Understanding Docker Architecture, CRI, and Containerd: A Comprehensive Guide

Before diving into Containerd, it is useful to review Docker’s history because many components such as libcontainer , runc , containerd , CRI , and OCI are frequently mentioned but not always understood.

Docker

Since Docker 1.11, container execution is no longer driven solely by the Docker daemon; instead Docker integrates containerd , runc and other components. The daemon still follows a client‑server (CS) model, handling image management and client interaction, while containerd manages the container lifecycle on each node and exposes a gRPC API to Docker.

When a container is created, Docker asks containerd to create it. containerd spawns a containerd-shim process that becomes the container’s parent, isolating the container from the daemon so that a daemon crash does not kill all containers. The shim also handles stdin, fd management, and state collection.

Namespace and cgroup configuration, as well as root‑fs mounting, follow the OCI (Open Container Initiative) specifications. runc is the reference OCI implementation (originally libcontainer renamed to runc ). Other OCI‑compatible runtimes such as Kata and gVisor also exist.

In practice, the actual container start sequence is: containerd-shim invokes runc , which creates the container and then exits, while the shim remains as the container’s parent process to report status back to containerd and reap any remaining processes.

CRI (Container Runtime Interface)

Kubernetes originally hard‑coded Docker’s API, but to support multiple runtimes it introduced the CRI standard. A CRI shim adapts any runtime to the CRI API; Docker’s built‑in shim is called dockershim . The kubelet communicates with the shim via gRPC, using two services: ImageService (pull, list, delete images) and RuntimeService (manage pods, exec, attach, etc.).

When Docker is used, kubelet talks directly to dockershim , which translates CRI calls into Docker daemon requests. As Docker’s market share declined, the community began deprecating dockershim (removed by default in Kubernetes 1.20‑1.24) and encourages the use of dedicated CRI runtimes such as containerd or CRI‑O .

Containerd

Containerd originated inside Docker Engine but was later split into an independent CNCF project. It is an industrial‑grade container runtime focused on simplicity, robustness, and portability. Its responsibilities include lifecycle management, image pull/push, storage handling, invoking runc , and network interface management.

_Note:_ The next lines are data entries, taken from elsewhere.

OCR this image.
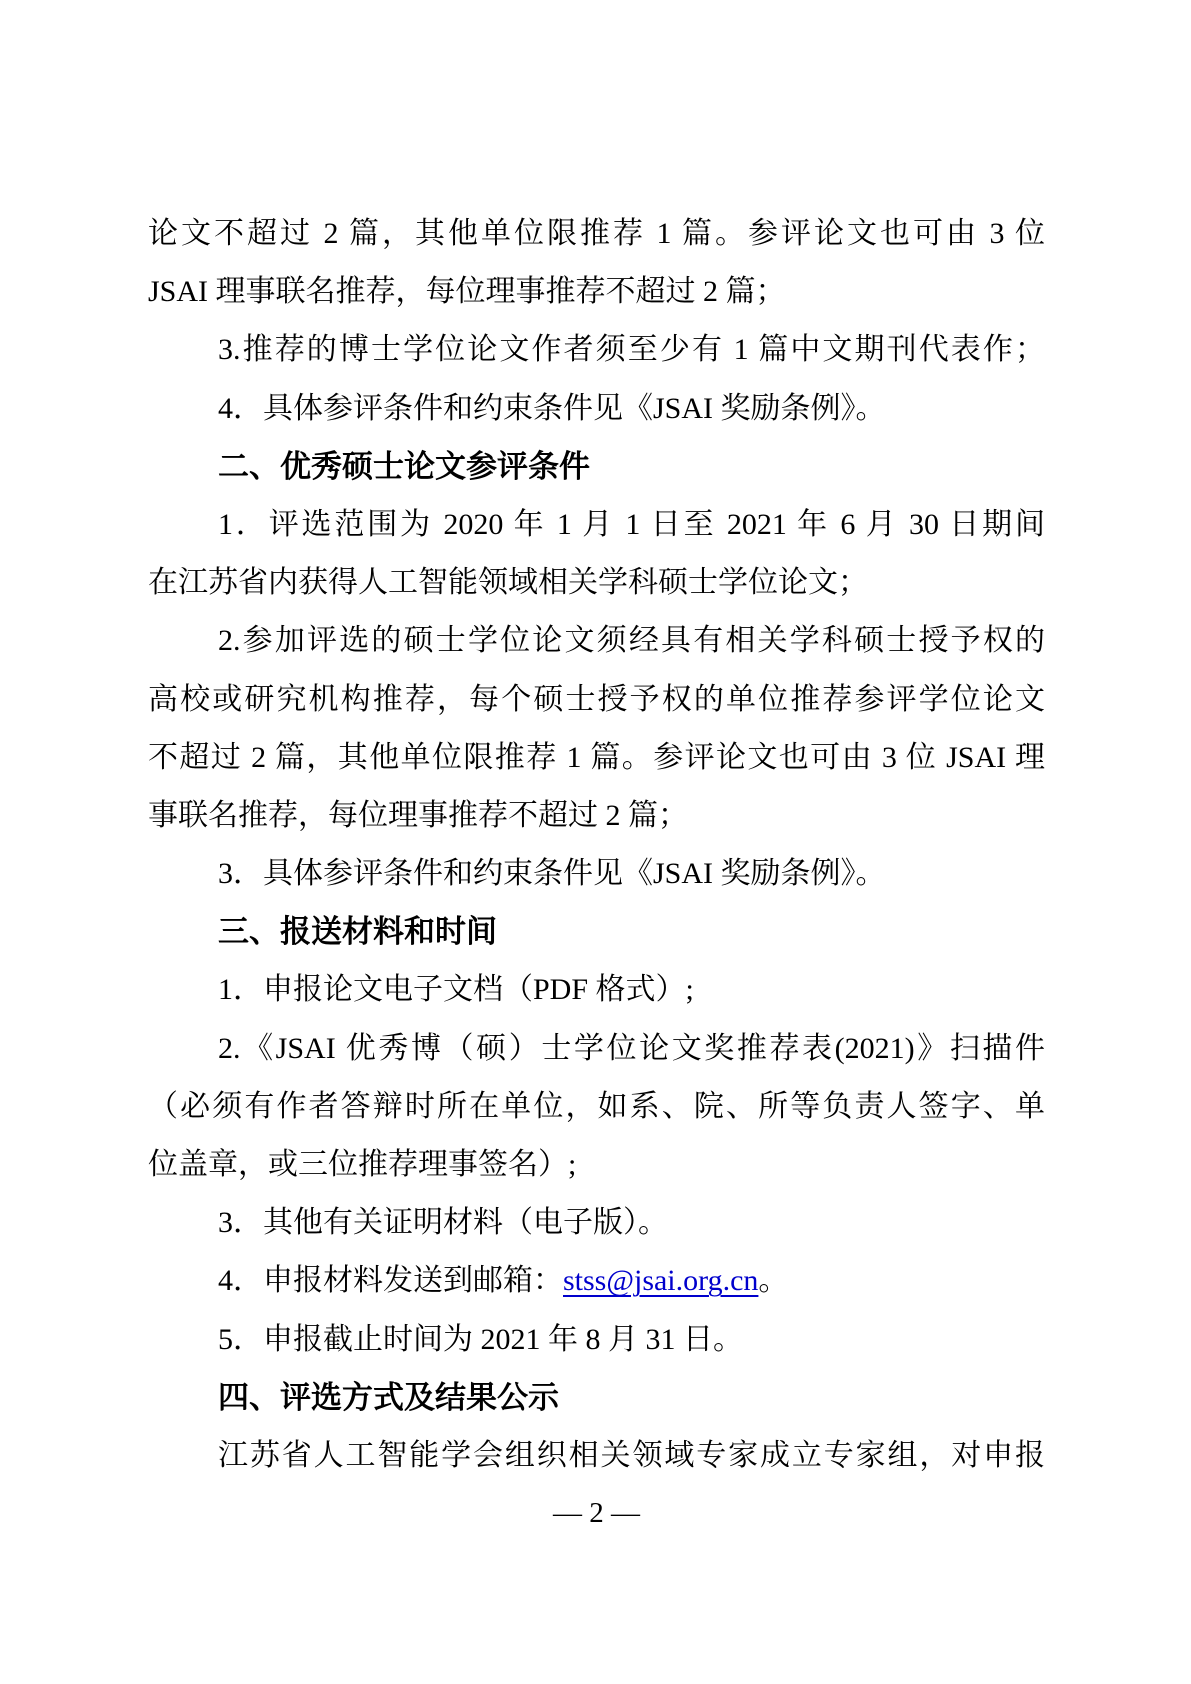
论文不超过 2 篇，其他单位限推荐 1 篇。参评论文也可由 3 位
JSAI 理事联名推荐，每位理事推荐不超过 2 篇；
3.推荐的博士学位论文作者须至少有 1 篇中文期刊代表作；
4．具体参评条件和约束条件见《JSAI 奖励条例》。
二、优秀硕士论文参评条件
1．评选范围为 2020 年 1 月 1 日至 2021 年 6 月 30 日期间
在江苏省内获得人工智能领域相关学科硕士学位论文；
2.参加评选的硕士学位论文须经具有相关学科硕士授予权的
高校或研究机构推荐，每个硕士授予权的单位推荐参评学位论文
不超过 2 篇，其他单位限推荐 1 篇。参评论文也可由 3 位 JSAI 理
事联名推荐，每位理事推荐不超过 2 篇；
3．具体参评条件和约束条件见《JSAI 奖励条例》。
三、报送材料和时间
1．申报论文电子文档（PDF 格式）;
2.《JSAI 优秀博（硕）士学位论文奖推荐表(2021)》扫描件
（必须有作者答辩时所在单位，如系、院、所等负责人签字、单
位盖章，或三位推荐理事签名）;
3．其他有关证明材料（电子版）。
4．申报材料发送到邮箱：stss@jsai.org.cn。
5．申报截止时间为 2021 年 8 月 31 日。
四、评选方式及结果公示
江苏省人工智能学会组织相关领域专家成立专家组，对申报
— 2 —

The architecture follows a client‑server model: a daemon exposes a Unix‑domain‑socket gRPC API, and a CLI client ( ctr ) consumes it. Plugins implement functionality such as content storage, snapshotting, garbage collection, and the CRI integration.

Installation

On a Linux Mint 20.2 host, install libseccomp2 and then download the pre‑built cri-containerd-cni-1.5.5-linux-amd64.tar.gz archive. Extract it to the root filesystem, add /usr/local/bin and /usr/local/sbin to $PATH , and generate a default configuration with containerd config default > /etc/containerd/config.toml . A systemd unit file ( /etc/systemd/system/containerd.service ) is provided; important options are Delegate=yes (allow containerd to manage its own cgroups) and KillMode=process (prevent container loss on daemon restart).

Configuration

The generated config.toml contains sections for cgroup , debug , grpc , metrics , and a large plugins block. The CRI plugin ( plugins."io.containerd.grpc.v1.cri" ) holds sub‑sections for CNI, containerd runtime settings, and registry mirrors. For example, to add a Docker Hub mirror you would edit the registry.mirrors table.

Two paths are defined: root = "/var/lib/containerd" for persistent data (snapshots, metadata, plugins) and state = "/run/containerd" for runtime state (sockets, pids, mounts).

Using the CLI ( ctr )

Run ctr to view commands; it is an unsupported debugging client. Common operations include:

Image management : ctr image pull docker.io/library/nginx:alpine , ctr image ls , ctr image tag , ctr image rm , ctr image export , ctr image import , ctr image mount / unmount .

Container management : ctr container create , ctr container ls , ctr container info , ctr container rm .

Task (runtime) control : ctr task start -d , ctr task ls , ctr task exec --exec-id 0 -t , ctr task pause , ctr task resume , ctr task kill , ctr task rm , ctr task metrics , ctr task ps .

Namespaces : ctr ns ls , ctr ns create test , ctr ns rm test . Docker uses the moby namespace, while Kubernetes defaults to k8s.io .

These commands demonstrate how to pull images, create containers, start them as tasks, inspect runtime metrics, and clean up resources, providing a hands‑on introduction to containerd’s workflow.

Summary

Containerd abstracts the low‑level container lifecycle from Docker and Kubernetes, offering a lightweight, plugin‑driven runtime that complies with OCI and CRI standards. By installing containerd, configuring its systemd service, and using the ctr CLI, developers can manage images, containers, and tasks directly, gaining deeper insight into the mechanics behind modern cloud‑native platforms.